D urant trois semaines, Alix Denambride, Julie Chaffort et moi-même avons animé un atelier de création dans l’espace public pour dix artistes Coréens. Ce workshop était organisé par la FAIAR, Formation Avancée Itinérante aux Arts de la Rue, en collaboration avec Seoul Foundation for Arts and Culture.
Nous avons travaillé dans le quartier de Belsunce au centre ville de Marseille. Ce quartier est très marqué par la présence d’une population d’immigrés d’Afrique du nord de longue date. Le choc des cultures fut fort, teinté par les évènements dramatiques de ces dernières semaines à Paris et dans le monde, la rencontre avec Marseille ne fut pas évidente pour ces artistes Coréens.

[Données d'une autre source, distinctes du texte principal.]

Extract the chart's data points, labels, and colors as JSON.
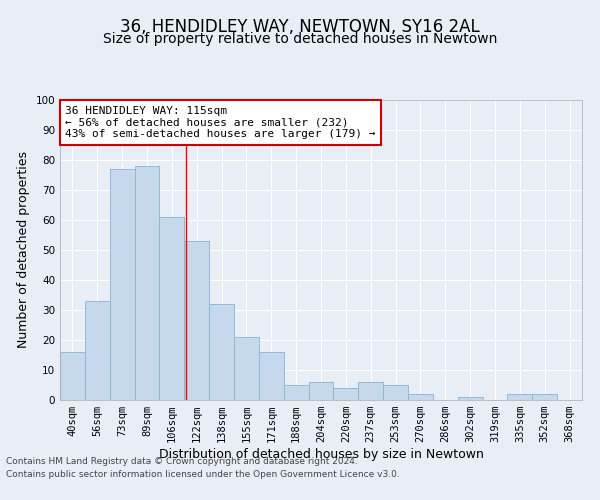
{
  "title": "36, HENDIDLEY WAY, NEWTOWN, SY16 2AL",
  "subtitle": "Size of property relative to detached houses in Newtown",
  "xlabel": "Distribution of detached houses by size in Newtown",
  "ylabel": "Number of detached properties",
  "categories": [
    "40sqm",
    "56sqm",
    "73sqm",
    "89sqm",
    "106sqm",
    "122sqm",
    "138sqm",
    "155sqm",
    "171sqm",
    "188sqm",
    "204sqm",
    "220sqm",
    "237sqm",
    "253sqm",
    "270sqm",
    "286sqm",
    "302sqm",
    "319sqm",
    "335sqm",
    "352sqm",
    "368sqm"
  ],
  "values": [
    16,
    33,
    77,
    78,
    61,
    53,
    32,
    21,
    16,
    5,
    6,
    4,
    6,
    5,
    2,
    0,
    1,
    0,
    2,
    2,
    0
  ],
  "bar_color": "#c5d8ec",
  "bar_edge_color": "#8ab4d4",
  "background_color": "#e8eef5",
  "grid_color": "#ffffff",
  "ylim": [
    0,
    100
  ],
  "yticks": [
    0,
    10,
    20,
    30,
    40,
    50,
    60,
    70,
    80,
    90,
    100
  ],
  "annotation_text": "36 HENDIDLEY WAY: 115sqm\n← 56% of detached houses are smaller (232)\n43% of semi-detached houses are larger (179) →",
  "annotation_box_color": "#ffffff",
  "annotation_box_edge": "#cc0000",
  "red_line_index": 4.5625,
  "footnote_line1": "Contains HM Land Registry data © Crown copyright and database right 2024.",
  "footnote_line2": "Contains public sector information licensed under the Open Government Licence v3.0.",
  "title_fontsize": 12,
  "subtitle_fontsize": 10,
  "axis_label_fontsize": 9,
  "tick_fontsize": 7.5,
  "annotation_fontsize": 8,
  "footnote_fontsize": 6.5
}
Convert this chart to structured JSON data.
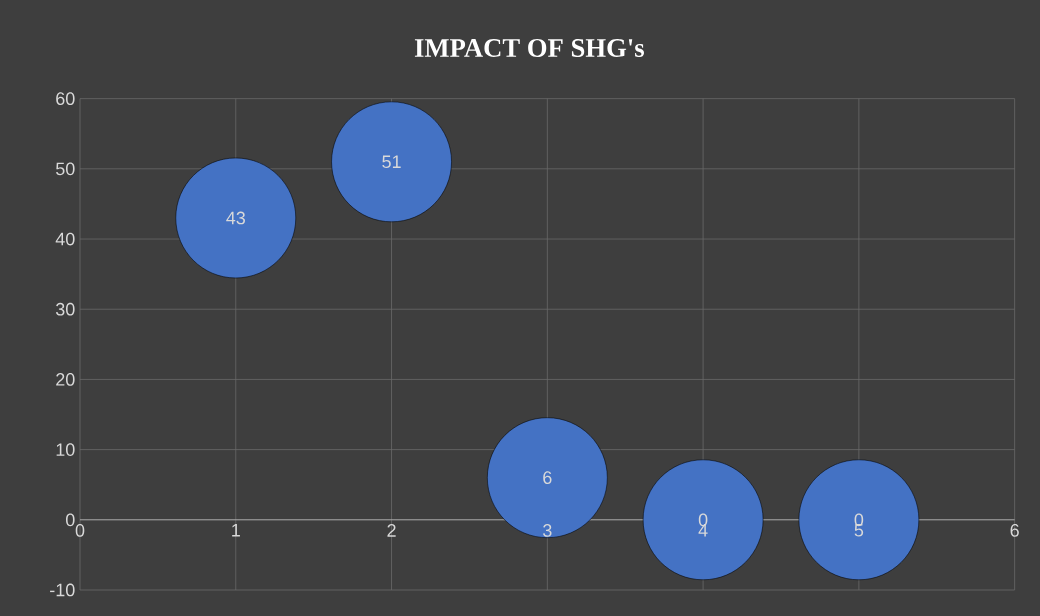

Mais la qualité des rencontres que nous avons faites avec les habitants de Belsunce fut si forte, que ces trois semaines d’ateliers en Anglais, avec des Coréens, au milieu des Arabo-Marseillais, ont été d’une richesse incroyable pour tout le monde.
Deux journées de visite avec l’artiste marcheur et urbaniste Marseillais, Nicolas Memain, ont grandement participé à la réussite de ce projet.
Nous avons dirigé cet atelier vers une écriture dans l’espace public qui ne bouleverse rien au quotidien tout en le questionnant.
Il s’agit de mettre en œuvre des propositions ouvertes, des mises en situation décalées et poétiques dans la ville.
Nous avons utilisé les outils sonores, photographiques et cinématographiques pour créer des formes jouées et installées dans Belsunce. Les temps de fabrications, captations sonores et vidéos ont aussi été des temps de création in situ. Le processus de fabrication est aussi un acte artistique.
Nous ne bouleversons rien, mais nous déplaçons quelques éléments, quelques points de vues qui permettent de décaler le quotidien vers un ailleurs.
À travers une série d’exercices, de mises en pratique, de construction de situations décalées, imaginaires et poétiques, nous orientons nos regards et nos écoutes de la ville pour y projeter nos univers artistiques.
Écrire dans la rue nécessite un temps d’observation particulier. Nous devons poser non pas un regard et une écoute de passant, de touriste ou d’étranger mais d’artiste. La première étape est celle de la découverte, de l’immersion, de l’observation, de l’écoute et de la perception. C’est donc aussi une étape de choix, de tri, de sélection, de projection.
Ensuite nous enregistrons des sons dans la rue, nous produisons des sons dans l’espace public que nous ré-enregistrons. C’est une étape d’écriture sonore. Nous enregistrons et diffusons du son pour faire entendre autrement, pour faire entendre ce que nous n’écoutons pas, ce qui n’est pas…
Une autre étape de travail est celle de l’image photographique, de la captation vidéo et du tournage de séquences de film dans l’espace public. Quel choix faisons-nous dans ce que nous montrons, comment le montrons-nous et comment s’inscrivent nos présences dans l’image? Quel rapport entre fiction et réalité? La fiction peut-elle nous permettre de voir le réel autrement?
Enfin nous questionnons la façon de mettre dans l’espace ces dispositifs sonores et visuels. Projections, impressions de cartes postales, écoutes amplifiées, écoutes aux casques. Comment met- on en rue ces formes plastiques et de quelles manières joue-t-on avec ?
Tout ceci a aussi été possible grâce à tous ceux que nous avons rencontrés à Belsunce et qui nous ont aidés. Notamment Toufik qui nous a prêté son café restaurant, Nora Mekmouche qui travaille à l’Alcazar (médiathèque de Marseille) et toute l’équipe de la Compagnie, centre d’art contemporain à Belsunce.